Почему-то очень сильно хочется с кем-то поговорить о случившемся, но делиться этим с врачами я попросту не могу — я точно расколюсь, чем сделаю только хуже.

Подошедший врач, как только Даню погрузили на носилках через заднюю дверь, спрашивает:

— Не хотите позвонить кому-нибудь? Родственникам, друзьям?

Я качаю головой и почему-то не осмелилась что-либо сказать ему.

Звонить действительно нет желания. Особенно родственникам. Я предпочла бы быть одной настолько долго, насколько это возможно. Но не больше.

— Простите, — добавляет он после, — но вам придётся поехать с нами. Свободных машин пока нет. Но для вас будет не слишком много места. Потерпите?

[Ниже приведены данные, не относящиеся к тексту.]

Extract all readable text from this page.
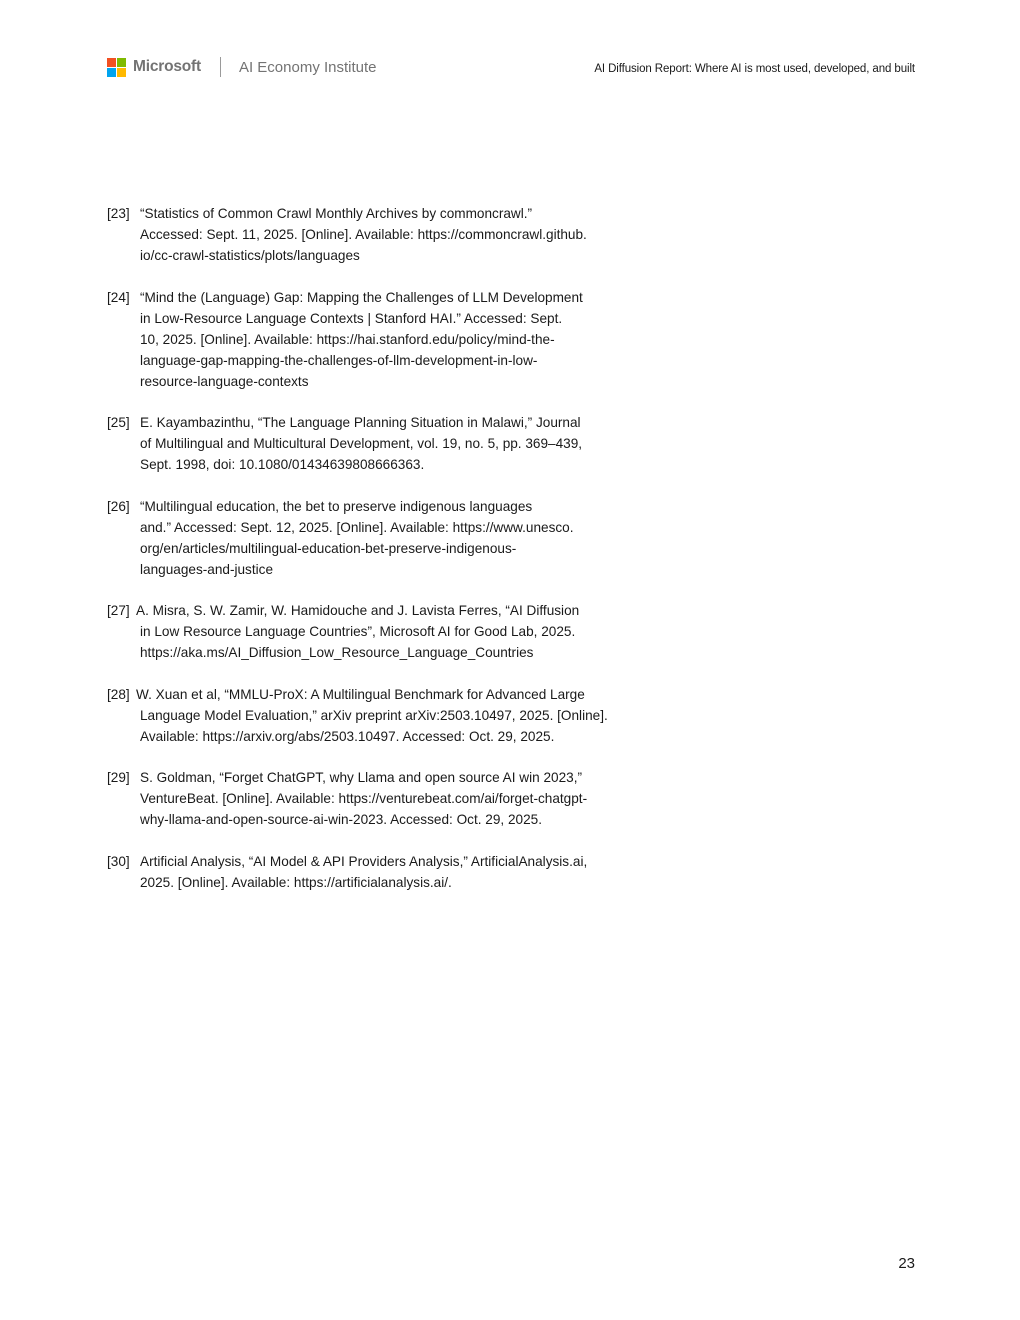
Microsoft	AI Economy Institute	AI Diffusion Report: Where AI is most used, developed, and built
[23] “Statistics of Common Crawl Monthly Archives by commoncrawl.”
Accessed: Sept. 11, 2025. [Online]. Available: https://commoncrawl.github.
io/cc-crawl-statistics/plots/languages
[24] “Mind the (Language) Gap: Mapping the Challenges of LLM Development
in Low-Resource Language Contexts | Stanford HAI.” Accessed: Sept.
10, 2025. [Online]. Available: https://hai.stanford.edu/policy/mind-the-
language-gap-mapping-the-challenges-of-llm-development-in-low-
resource-language-contexts
[25] E. Kayambazinthu, “The Language Planning Situation in Malawi,” Journal
of Multilingual and Multicultural Development, vol. 19, no. 5, pp. 369–439,
Sept. 1998, doi: 10.1080/01434639808666363.
[26] “Multilingual education, the bet to preserve indigenous languages
and.” Accessed: Sept. 12, 2025. [Online]. Available: https://www.unesco.
org/en/articles/multilingual-education-bet-preserve-indigenous-
languages-and-justice
[27] A. Misra, S. W. Zamir, W. Hamidouche and J. Lavista Ferres, “AI Diffusion
in Low Resource Language Countries”, Microsoft AI for Good Lab, 2025.
https://aka.ms/AI_Diffusion_Low_Resource_Language_Countries
[28] W. Xuan et al, “MMLU-ProX: A Multilingual Benchmark for Advanced Large
Language Model Evaluation,” arXiv preprint arXiv:2503.10497, 2025. [Online].
Available: https://arxiv.org/abs/2503.10497. Accessed: Oct. 29, 2025.
[29] S. Goldman, “Forget ChatGPT, why Llama and open source AI win 2023,”
VentureBeat. [Online]. Available: https://venturebeat.com/ai/forget-chatgpt-
why-llama-and-open-source-ai-win-2023. Accessed: Oct. 29, 2025.
[30] Artificial Analysis, “AI Model & API Providers Analysis,” ArtificialAnalysis.ai,
2025. [Online]. Available: https://artificialanalysis.ai/.
23
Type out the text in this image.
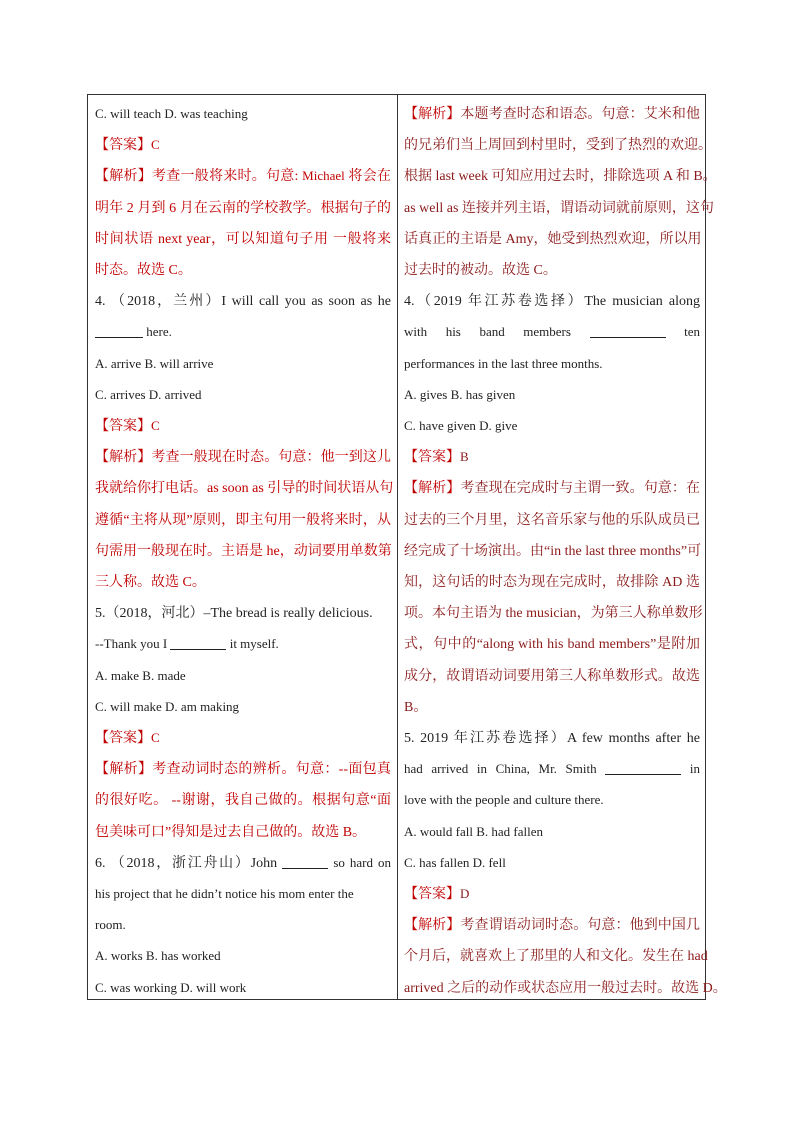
C. will teach D. was teaching
【答案】C
【解析】考查一般将来时。句意: Michael 将会在
明年 2 月到 6 月在云南的学校教学。根据句子的
时间状语 next year，可以知道句子用 一般将来
时态。故选 C。
4. （2018，兰州）I will call you as soon as he
here.
A. arrive B. will arrive
C. arrives D. arrived
【答案】C
【解析】考查一般现在时态。句意：他一到这儿
我就给你打电话。as soon as 引导的时间状语从句
遵循“主将从现”原则，即主句用一般将来时，从
句需用一般现在时。主语是 he，动词要用单数第
三人称。故选 C。
5.（2018，河北）–The bread is really delicious.
--Thank you I	it myself.
A. make B. made
C. will make D. am making
【答案】C
【解析】考查动词时态的辨析。句意：--面包真
的很好吃。 --谢谢，我自己做的。根据句意“面
包美味可口”得知是过去自己做的。故选 B。
6. （2018，浙江舟山）John	so hard on
his project that he didn’t notice his mom enter the
room.
A. works B. has worked
C. was working D. will work
【解析】本题考查时态和语态。句意：艾米和他
的兄弟们当上周回到村里时，受到了热烈的欢迎。
根据 last week 可知应用过去时，排除选项 A 和 B。
as well as 连接并列主语，谓语动词就前原则，这句
话真正的主语是 Amy，她受到热烈欢迎，所以用
过去时的被动。故选 C。
4.（2019 年江苏卷选择）The musician along
with his band members	ten
performances in the last three months.
A. gives B. has given
C. have given D. give
【答案】B
【解析】考查现在完成时与主谓一致。句意：在
过去的三个月里，这名音乐家与他的乐队成员已
经完成了十场演出。由“in the last three months”可
知，这句话的时态为现在完成时，故排除 AD 选
项。本句主语为 the musician，为第三人称单数形
式，句中的“along with his band members”是附加
成分，故谓语动词要用第三人称单数形式。故选
B。
5. 2019 年江苏卷选择）A few months after he
had arrived in China, Mr. Smith	in
love with the people and culture there.
A. would fall B. had fallen
C. has fallen D. fell
【答案】D
【解析】考查谓语动词时态。句意：他到中国几
个月后，就喜欢上了那里的人和文化。发生在 had
arrived 之后的动作或状态应用一般过去时。故选 D。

Я киваю. Ещё не такое вытерплю.

Что я сразу не приметила: приехавшие на вызов люди спокойны и милы. В халатах они смотрятся одинаково, но, уверена, они совсем разные и не только на вид.

Тот же врач, что вправлял мне руку, подхватывает меня, с болью где-только-можно я ковыляю до машины скорой помощи, которая оборудована как реанимация. С собой я, разумеется, беру картину, камеру и полароид. Как только я захожу в салон, мне бросается в глаза Даня. Хоть моё тело в ушибах, кровоподтёках и синяках, и, возможно, я получила дюжину переломов, но мне страшно и больно смотреть на него. Я думаю, что вновь расплачусь: перевязанная голова даже под слоями бинта казалась гротескно опухшей, обильные гематомы по всем рукам, порванная одежда… Голову я отвожу с сумасшедшей скоростью, что аж позвонки хрустят, но в глазах долго стоит искалеченное тело.

Меня кладут рядышком с ним на места для сидения, где очень узко. Благо, я не самая полная девушка.

Последнее, что я вижу в заднее стекло перед тем, как мы начинаем ехать, — кота, который продолжает лежать так же неподвижно, как и лежал. Рыжий мешочек несчастья. Я отчётливо вижу его силуэт, даже когда фельдшер заходит в кабину и закрывает заднюю дверь.

III

Сиденья тут жёсткие, даже слишком. Полезно для осанки. Но разве сейчас время быть оптимисткой и искать плюсы? Лежать больно и, как бы я ни хотела вздремнуть, этого сделать не получится. Теперь-то я понимаю, почему говорят: «Скорая помощь никогда не спит». С такой шальной ездой даже моргать страшно: машину трясёт на каждой кочке, трещинке, выбоине, борозде асфальта, словно автомобиль вслепую выискивает путь на дороге, для этого ощупывая все, что попадается под колеса. Мы мчим. На светофорах водитель включает мигалку с сигналом, чтобы не терять времени на остановки.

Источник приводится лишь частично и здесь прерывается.